IDC 国内パブリッククラウドサービス市場予測を発表
IT専門調査会社 IDC Japan 株式会社は、国内パブリッククラウドサービス市場予測を発表した。
同社のリリースを下記に掲載する。
2023年の国内パブリッククラウドサービス市場は、前年比27.5%増の3兆2,609億円(売上額ベース)となりました。また、2023年~2028年の年間平均成長率(CAGR:Compound Annual Growth Rate)は17.2%で推移し、2028年の市場規模は2023年比2.2倍の7兆2,227億円になるとIDCは予測しています。
2023年の国内パブリッククラウドサービス市場は、「製品/サービスの単価上昇(為替変動による値上げの影響を含む)」「クラウドマイグレーションの拡大」によって大きく成長した2022年(前年比成長率38.0%)と比較すると成長率が大幅に低下したものの、順調に推移しました。なかでも、クラウドマイグレーションの対象となるシステム領域/ワークロードが、Webシステムや情報系システムから基幹系システムまで多様化したことが、同市場の成長を牽引しました。
2024年の国内パブリッククラウドサービス市場は、2023年に引き続き、クラウドマイグレーションが同市場の成長を支えます。また、製品/サービスの単価上昇傾向は継続しており、同市場の成長を底上げしています。現在、デジタルトランスフォーメーション(DX)/データ駆動型ビジネスに関わる案件も拡大しており、今後の国内パブリッククラウドサービス市場の成長を牽引します。
高い関心を集めるGenerative AI(生成AI)は、今後の国内パブリッククラウドサービス市場の成長を牽引する大きな要因となっています。すでに、先駆的なユーザー企業では、主に生産性向上に関わるユースケースにおいて概念実証を経て本格導入を始めています。生産性ユースケースには、「翻訳」「ドキュメントの要約、キーワードの抽出」「コンテンツ作成支援」「プログラミング支援」などがあります。同ユースケースでは、SaaSあるいはPaaSとして提供されるAIサービスを利用することが一般的となっています。なお、テクノロジーサプライヤーが独自の大規模言語モデル(LLM)の開発を行う場合はIaaSあるいはプライベートクラウド環境の利用が中心となります。今後、Generative AIのユースケースは「ビジネス機能ユースケース」「産業特化ユースケース」へと拡大していきます。これらのユースケースは2025年以降に顕在化し、国内パブリッククラウドサービス市場の成長を促進すると、IDCはみています。
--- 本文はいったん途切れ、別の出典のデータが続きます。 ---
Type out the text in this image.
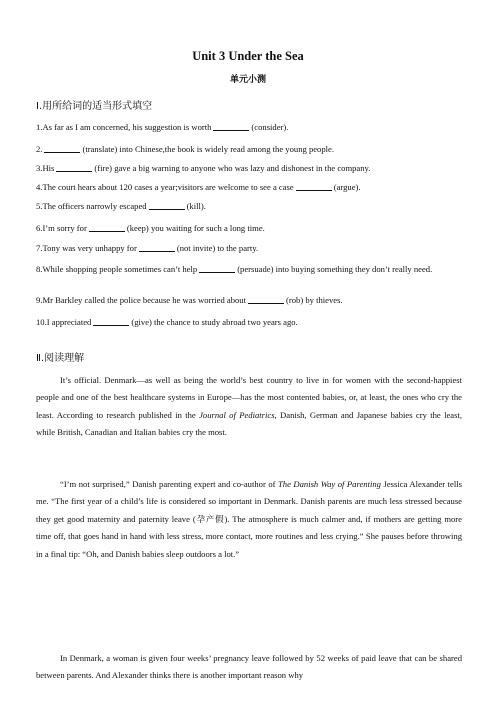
Unit 3 Under the Sea
单元小测
Ⅰ.用所给词的适当形式填空
1.As far as I am concerned, his suggestion is worth	(consider).
2.	(translate) into Chinese,the book is widely read among the young people.
3.His	(fire) gave a big warning to anyone who was lazy and dishonest in the company.
4.The court hears about 120 cases a year;visitors are welcome to see a case	(argue).
5.The officers narrowly escaped	(kill).
6.I’m sorry for	(keep) you waiting for such a long time.
7.Tony was very unhappy for	(not invite) to the party.
8.While shopping people sometimes can’t help	(persuade) into buying something they don’t really need.
9.Mr Barkley called the police because he was worried about	(rob) by thieves.
10.I appreciated	(give) the chance to study abroad two years ago.
Ⅱ.阅读理解
It’s official. Denmark—as well as being the world’s best country to live in for women with the second-happiest people and one of the best healthcare systems in Europe—has the most contented babies, or, at least, the ones who cry the least. According to research published in the Journal of Pediatrics, Danish, German and Japanese babies cry the least, while British, Canadian and Italian babies cry the most.
“I’m not surprised,” Danish parenting expert and co-author of The Danish Way of Parenting Jessica Alexander tells me. “The first year of a child’s life is considered so important in Denmark. Danish parents are much less stressed because they get good maternity and paternity leave (孕产假). The atmosphere is much calmer and, if mothers are getting more time off, that goes hand in hand with less stress, more contact, more routines and less crying.” She pauses before throwing in a final tip: “Oh, and Danish babies sleep outdoors a lot.”
In Denmark, a woman is given four weeks’ pregnancy leave followed by 52 weeks of paid leave that can be shared between parents. And Alexander thinks there is another important reason why
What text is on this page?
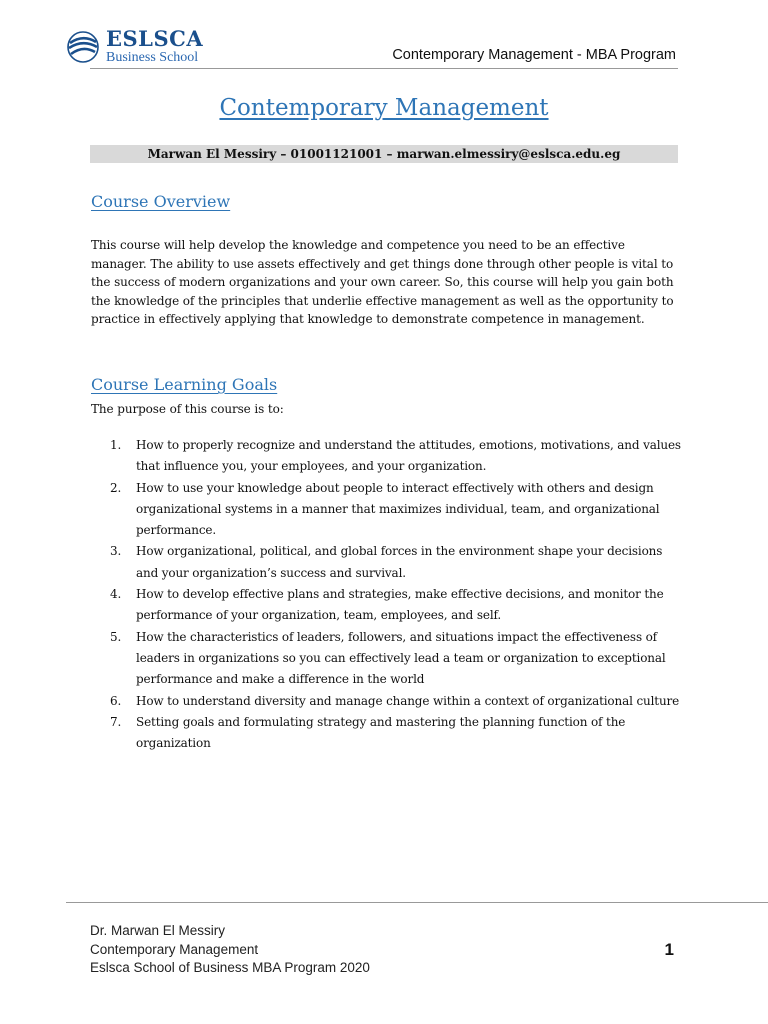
ESLSCA
Business School	Contemporary Management - MBA Program
Contemporary Management
Marwan El Messiry – 01001121001 – marwan.elmessiry@eslsca.edu.eg
Course Overview
This course will help develop the knowledge and competence you need to be an effective manager. The ability to use assets effectively and get things done through other people is vital to the success of modern organizations and your own career. So, this course will help you gain both the knowledge of the principles that underlie effective management as well as the opportunity to practice in effectively applying that knowledge to demonstrate competence in management.
Course Learning Goals
The purpose of this course is to:
1.	How to properly recognize and understand the attitudes, emotions, motivations, and values that influence you, your employees, and your organization.
2.	How to use your knowledge about people to interact effectively with others and design organizational systems in a manner that maximizes individual, team, and organizational performance.
3.	How organizational, political, and global forces in the environment shape your decisions and your organization’s success and survival.
4.	How to develop effective plans and strategies, make effective decisions, and monitor the performance of your organization, team, employees, and self.
5.	How the characteristics of leaders, followers, and situations impact the effectiveness of leaders in organizations so you can effectively lead a team or organization to exceptional performance and make a difference in the world
6.	How to understand diversity and manage change within a context of organizational culture
7.	Setting goals and formulating strategy and mastering the planning function of the organization
Dr. Marwan El Messiry
Contemporary Management
Eslsca School of Business MBA Program 2020
1
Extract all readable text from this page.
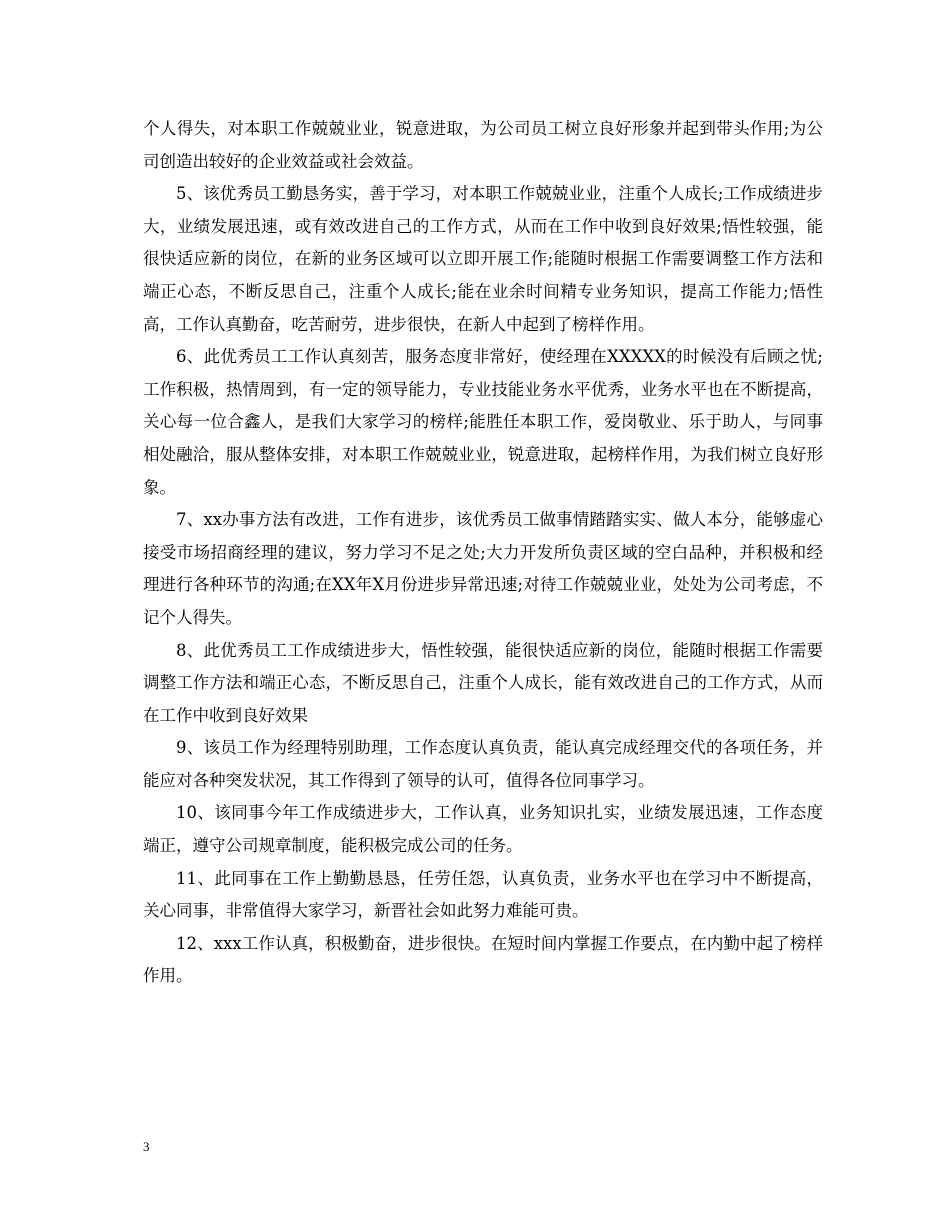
个人得失，对本职工作兢兢业业，锐意进取，为公司员工树立良好形象并起到带头作用;为公司创造出较好的企业效益或社会效益。

5、该优秀员工勤恳务实，善于学习，对本职工作兢兢业业，注重个人成长;工作成绩进步大，业绩发展迅速，或有效改进自己的工作方式，从而在工作中收到良好效果;悟性较强，能很快适应新的岗位，在新的业务区域可以立即开展工作;能随时根据工作需要调整工作方法和端正心态，不断反思自己，注重个人成长;能在业余时间精专业务知识，提高工作能力;悟性高，工作认真勤奋，吃苦耐劳，进步很快，在新人中起到了榜样作用。

6、此优秀员工工作认真刻苦，服务态度非常好，使经理在XXXXX的时候没有后顾之忧;工作积极，热情周到，有一定的领导能力，专业技能业务水平优秀，业务水平也在不断提高，关心每一位合鑫人，是我们大家学习的榜样;能胜任本职工作，爱岗敬业、乐于助人，与同事相处融洽，服从整体安排，对本职工作兢兢业业，锐意进取，起榜样作用，为我们树立良好形象。

7、xx办事方法有改进，工作有进步，该优秀员工做事情踏踏实实、做人本分，能够虚心接受市场招商经理的建议，努力学习不足之处;大力开发所负责区域的空白品种，并积极和经理进行各种环节的沟通;在XX年X月份进步异常迅速;对待工作兢兢业业，处处为公司考虑，不记个人得失。

8、此优秀员工工作成绩进步大，悟性较强，能很快适应新的岗位，能随时根据工作需要调整工作方法和端正心态，不断反思自己，注重个人成长，能有效改进自己的工作方式，从而在工作中收到良好效果

9、该员工作为经理特别助理，工作态度认真负责，能认真完成经理交代的各项任务，并能应对各种突发状况，其工作得到了领导的认可，值得各位同事学习。

10、该同事今年工作成绩进步大，工作认真，业务知识扎实，业绩发展迅速，工作态度端正，遵守公司规章制度，能积极完成公司的任务。

11、此同事在工作上勤勤恳恳，任劳任怨，认真负责，业务水平也在学习中不断提高，关心同事，非常值得大家学习，新晋社会如此努力难能可贵。

12、xxx工作认真，积极勤奋，进步很快。在短时间内掌握工作要点，在内勤中起了榜样作用。

3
Generative AIの発展は、エコシステムの再編を促すと共に、ユーザー企業がベンダーに求める内容も変化していきます。「今後、ユーザー企業におけるGenerative AIの評価では、機能性に加えて経済合理性を重要視するようになる。ベンダーは、経済合理性を意識したアプローチを強化すべきである」と、IDC Japan株式会社 Software & Servicesのリサーチディレクターである松本 聡 は述べています。
今回の発表はIDCが発行したレポート「国内パブリッククラウドサービス市場 産業分野別予測、 2024 年~ 2028 年 」にその詳細が報告されています。本レポートでは、国内パブリッククラウドサービス市場の概況や動向を分析し、サービス別および産業分野別に2024年~2028年までの市場予測をまとめています。